When the starting gun was fired during the 2nd Rotary Run last Feb. 21, Joel Garganera followed his race start ritual—he grabbed his wife’s arm and gave her a quick kiss—only to find he had kissed a shocked stranger.
Joel never recovered from the faux pas as he was separated by the mass of runners from his wife, Audrey, who stood shocked a few paces away. He darted off for his 15K run shaking his head and mumbling to himself “buanga (crazy).”
Humor defines Joel Garganera. Whether talking about his reaction upon seeing the grades of his son Federico (pronounced with an Italian diction, nickname—Dodong) or the ecstasy he feels during his regular run or the accomplishment of having finished six marathons in about a year, there’s never a dull moment with him.
When running with Joel, you’re likely to end up with a side stitch—not because the pace is punishing, but because he tells such funny stories in such a humorous way. Joel is one of those runners you want in your long runs because they make the kilometers fly by effortlessly.
Running defines Joel Garganera. Public service may be his vocation—he became, at 21 years old, the youngest person to be elected a barangay captain in Cebu City—but running is his avocation.
But he wasn’t always a runner. He used to play basketball all the time at the Capitol Parish gym, lawyer Ramsey Quijano told me.
“We named (our group) Thursday Club. He then organized a group of players from his barangay to join us. The group became large enough that it branched into another group, the Tuesday Club. At some point, he started to miss our games and conspicuously abandoned our beer sessions…he gave the usual excuse that he sprained his knee but I suspected that it was at this time that he started running and intentionally avoided basketball fearing that he might get injured and couldn’t run,” Quijano said.
“Months passed, and the next time I saw him he was as thin as a stick. He then told me that he was preparing for the Hong Kong Marathon, his first marathon,” he continued.
Listening to Joel speak about running is listening to a changed man, close friends say. Sun.Star Cebu executive editor Michelle So keeps teasing Joel that she no longer recognizes him, that he has become a “saint.”
Garganera said that after he started running, waking up early to run became a habit. He said he used to be heavy but got fit by keeping on hitting the road, sometimes with a weekly mileage of up to 50 kilometers.
“I personally do not know what stoked the fire of running in him. I didn’t ask. But like most runners, the motivation is personal and we wear it in our hearts. I used to tease him that he had mid-life crisis and probably running was a way out of it. He just laughed it off. I continued playing ball while Joel worked extremely long hours running. Two years later, he accompanied me on my first 5K fun run, which he forced me to do. And we have been on the road since,” Quijano said.
Garganera’s passion for running is infectious. Not only does he encourage people to run, he forces them into the sport. He gives away shoes—once he wears a pair for a marathon, he never wears it again and gives it away—and race singlets to encourage relatives and friends.
Although he is able to hit the road less frequently now because he is running for Cebu City councilor in the May election, Garganera tries to sneak in a run even while visiting far-flung barangays. Every Friday night, he joins the weekly 10 p.m. run from the Sun.Star Cebu office to the IT park, serving as So’s pacer and the group’s joker.
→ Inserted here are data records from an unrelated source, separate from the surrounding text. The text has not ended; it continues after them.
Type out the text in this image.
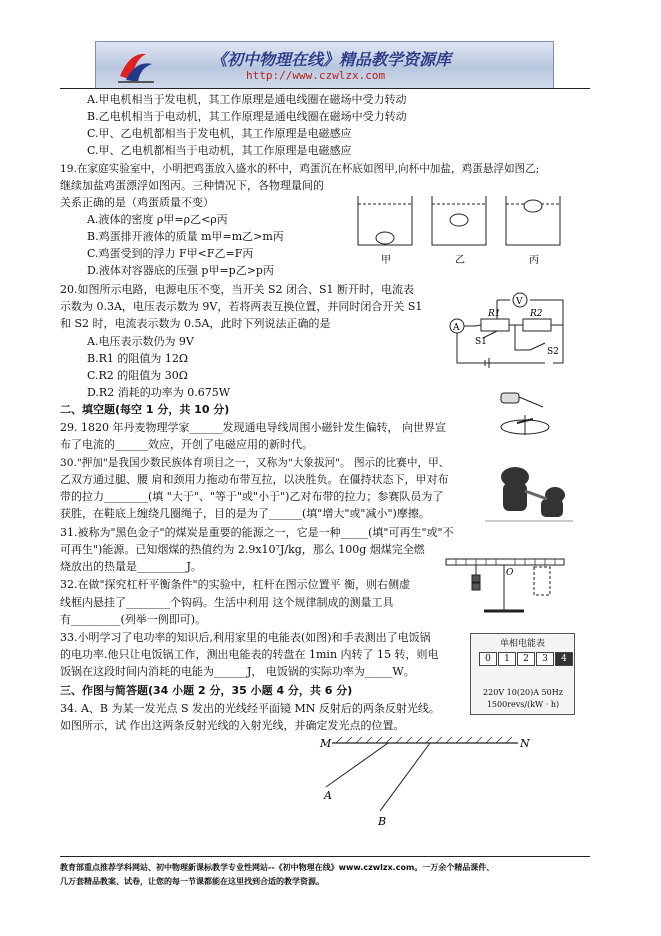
《初中物理在线》精品教学资源库
http://www.czwlzx.com
A.甲电机相当于发电机，其工作原理是通电线圈在磁场中受力转动
B.乙电机相当于电动机，其工作原理是通电线圈在磁场中受力转动
C.甲、乙电机都相当于发电机，其工作原理是电磁感应
C.甲、乙电机都相当于电动机，其工作原理是电磁感应
19.在家庭实验室中，小明把鸡蛋放入盛水的杯中，鸡蛋沉在杯底如图甲,向杯中加盐，鸡蛋悬浮如图乙;
继续加盐鸡蛋漂浮如图丙。三种情况下，各物理量间的
关系正确的是（鸡蛋质量不变）
A.液体的密度 ρ甲=ρ乙<ρ丙
B.鸡蛋排开液体的质量 m甲=m乙>m丙
C.鸡蛋受到的浮力 F甲<F乙=F丙
D.液体对容器底的压强 p甲=p乙>p丙
20.如图所示电路，电源电压不变，当开关 S2 闭合、S1 断开时，电流表
示数为 0.3A，电压表示数为 9V，若将两表互换位置，并同时闭合开关 S1
和 S2 时，电流表示数为 0.5A，此时下列说法正确的是
A.电压表示数仍为 9V
B.R1 的阻值为 12Ω
C.R2 的阻值为 30Ω
D.R2 消耗的功率为 0.675W
二、填空题(每空 1 分，共 10 分)
29. 1820 年丹麦物理学家______发现通电导线周围小磁针发生偏转， 向世界宣
布了电流的______效应，开创了电磁应用的新时代。
30."押加"是我国少数民族体育项目之一，又称为"大象拔河"。 图示的比赛中，甲、
乙双方通过腿、腰 肩和颈用力拖动布带互拉，以决胜负。在僵持状态下，甲对布
带的拉力________(填 "大于"、"等于"或"小于")乙对布带的拉力；参赛队员为了
获胜，在鞋底上缠绕几圈绳子，目的是为了______(填"增大"或"减小")摩擦。
31.被称为"黑色金子"的煤炭是重要的能源之一，它是一种_____(填"可再生"或"不
可再生")能源。已知烟煤的热值约为 2.9x10⁷J/kg，那么 100g 烟煤完全燃
烧放出的热量是_________J。
32.在做"探究杠杆平衡条件"的实验中，杠杆在图示位置平 衡，则右侧虚
线框内悬挂了________个钩码。生活中利用 这个规律制成的测量工具
有_________(列举一例即可)。
33.小明学习了电功率的知识后,利用家里的电能表(如图)和手表测出了电饭锅
的电功率.他只让电饭锅工作，测出电能表的转盘在 1min 内转了 15 转，则电
饭锅在这段时间内消耗的电能为______J， 电饭锅的实际功率为_____W。
三、作图与简答题(34 小题 2 分，35 小题 4 分，共 6 分)
34. A、B 为某一发光点 S 发出的光线经平面镜 MN 反射后的两条反射光线。
如图所示，试 作出这两条反射光线的入射光线，并确定发光点的位置。
甲	乙	丙
A
V
R1	R2
S1
S2
O
单相电能表
0	1	2	3	4
220V 10(20)A 50Hz
1500revs/(kW · h)
M	N
A
B
教育部重点推荐学科网站、初中物理新课标教学专业性网站--《初中物理在线》www.czwlzx.com。一万余个精品课件、
几万套精品教案、试卷，让您的每一节课都能在这里找到合适的教学资源。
Garganera’s passion for running is matched by only his enthusiasm in government policies. He wants to set up a commission that will regulate the holding of running events in the city. Right now, no one oversees the scheduling of events and there are Sundays when you have two different fun runs that converge on certain roads in the city. Garganera wants the commission to regulate the schedule.
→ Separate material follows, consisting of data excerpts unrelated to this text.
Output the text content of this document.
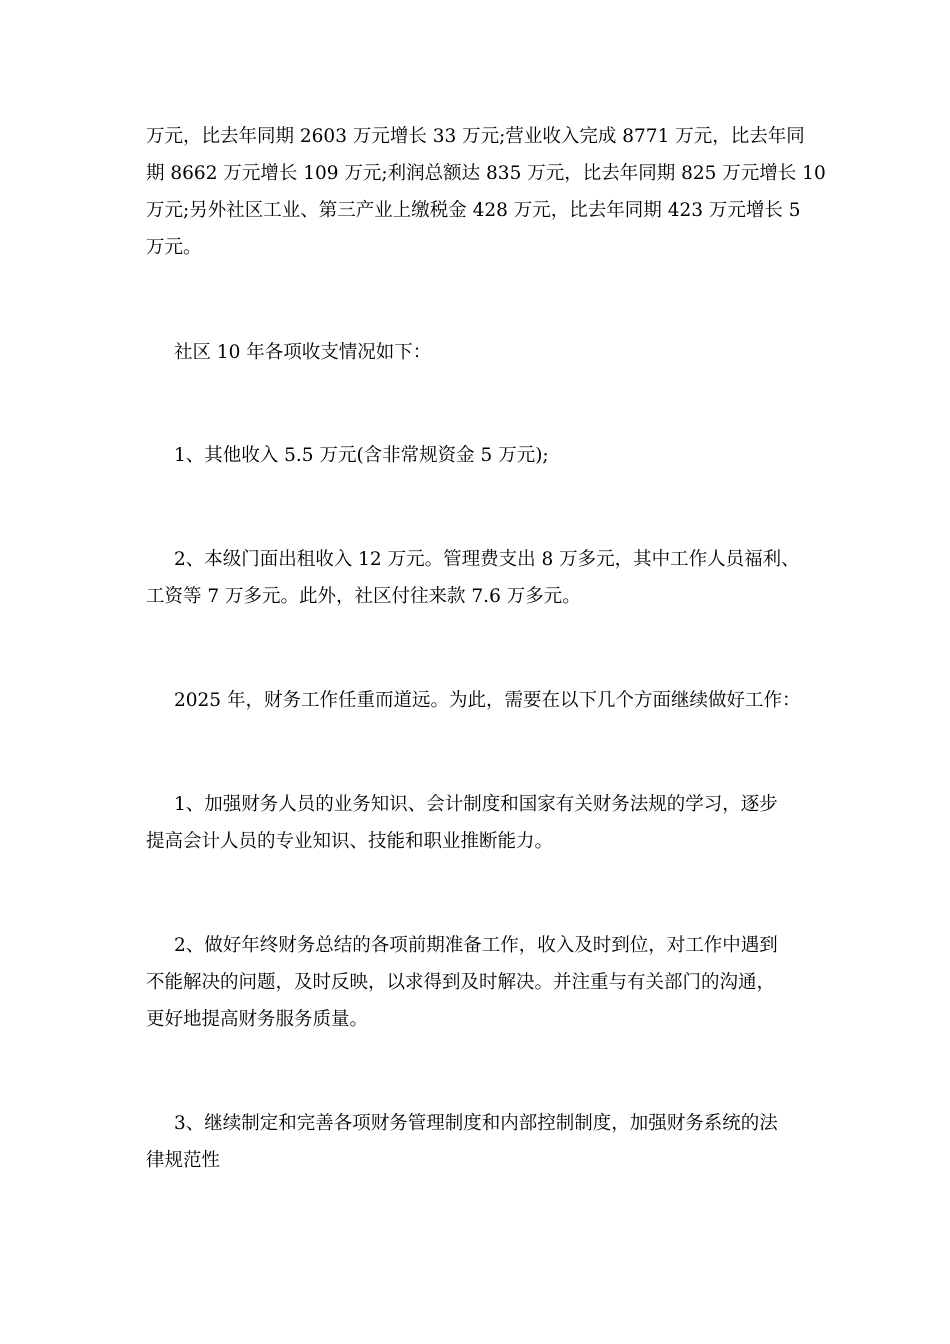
万元，比去年同期 2603 万元增长 33 万元;营业收入完成 8771 万元，比去年同
期 8662 万元增长 109 万元;利润总额达 835 万元，比去年同期 825 万元增长 10
万元;另外社区工业、第三产业上缴税金 428 万元，比去年同期 423 万元增长 5
万元。
社区 10 年各项收支情况如下：
1、其他收入 5.5 万元(含非常规资金 5 万元);
2、本级门面出租收入 12 万元。管理费支出 8 万多元，其中工作人员福利、
工资等 7 万多元。此外，社区付往来款 7.6 万多元。
2025 年，财务工作任重而道远。为此，需要在以下几个方面继续做好工作：
1、加强财务人员的业务知识、会计制度和国家有关财务法规的学习，逐步
提高会计人员的专业知识、技能和职业推断能力。
2、做好年终财务总结的各项前期准备工作，收入及时到位，对工作中遇到
不能解决的问题，及时反映，以求得到及时解决。并注重与有关部门的沟通，
更好地提高财务服务质量。
3、继续制定和完善各项财务管理制度和内部控制制度，加强财务系统的法
律规范性
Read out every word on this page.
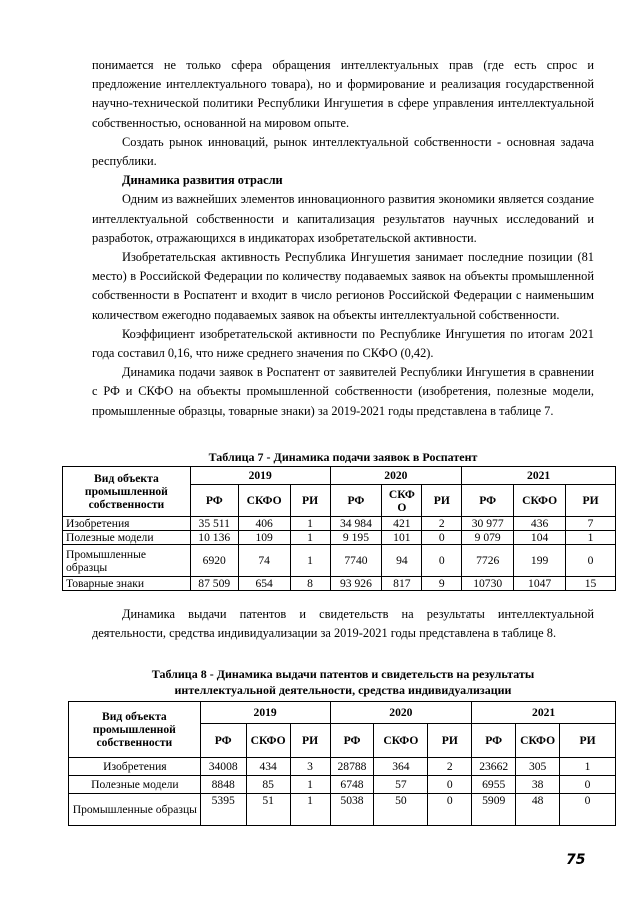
понимается не только сфера обращения интеллектуальных прав (где есть спрос и предложение интеллектуального товара), но и формирование и реализация государственной научно-технической политики Республики Ингушетия в сфере управления интеллектуальной собственностью, основанной на мировом опыте.

Создать рынок инноваций, рынок интеллектуальной собственности - основная задача республики.

Динамика развития отрасли

Одним из важнейших элементов инновационного развития экономики является создание интеллектуальной собственности и капитализация результатов научных исследований и разработок, отражающихся в индикаторах изобретательской активности.

Изобретательская активность Республика Ингушетия занимает последние позиции (81 место) в Российской Федерации по количеству подаваемых заявок на объекты промышленной собственности в Роспатент и входит в число регионов Российской Федерации с наименьшим количеством ежегодно подаваемых заявок на объекты интеллектуальной собственности.

Коэффициент изобретательской активности по Республике Ингушетия по итогам 2021 года составил 0,16, что ниже среднего значения по СКФО (0,42).

Динамика подачи заявок в Роспатент от заявителей Республики Ингушетия в сравнении с РФ и СКФО на объекты промышленной собственности (изобретения, полезные модели, промышленные образцы, товарные знаки) за 2019-2021 годы представлена в таблице 7.

Таблица 7 - Динамика подачи заявок в Роспатент
Вид объекта промышленной собственности	2019			2020			2021		
	РФ	СКФО	РИ	РФ	СКФ О	РИ	РФ	СКФО	РИ
Изобретения	35 511	406	1	34 984	421	2	30 977	436	7
Полезные модели	10 136	109	1	9 195	101	0	9 079	104	1
Промышленные образцы	6920	74	1	7740	94	0	7726	199	0
Товарные знаки	87 509	654	8	93 926	817	9	10730	1047	15

Динамика выдачи патентов и свидетельств на результаты интеллектуальной деятельности, средства индивидуализации за 2019-2021 годы представлена в таблице 8.

Таблица 8 - Динамика выдачи патентов и свидетельств на результаты интеллектуальной деятельности, средства индивидуализации
Вид объекта промышленной собственности	2019			2020			2021		
	РФ	СКФО	РИ	РФ	СКФО	РИ	РФ	СКФО	РИ
Изобретения	34008	434	3	28788	364	2	23662	305	1
Полезные модели	8848	85	1	6748	57	0	6955	38	0
Промышленные образцы	5395	51	1	5038	50	0	5909	48	0
75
He also wants the commission to set minimum standards for fun runs, taking in primary consideration the safety of runners. He wants the City Traffic Operations Management to come up with a fixed race fee that organizers have to pay to assure safety on the road. He also raised the need to educate drivers to respect runners and take their safety into primary consideration.
He also raises the need to look into the city’s sidewalks. “Never mind us runners, think about the school children. They need sidewalks so that they can be safe in walking to school. Our streets are not child-friendly,” Joel said.
You get the full measure of a man by running with him. Joel is someone you want with you, whether you’re struggling to finish 10K or crawling to the finish line of an ultra-marathon.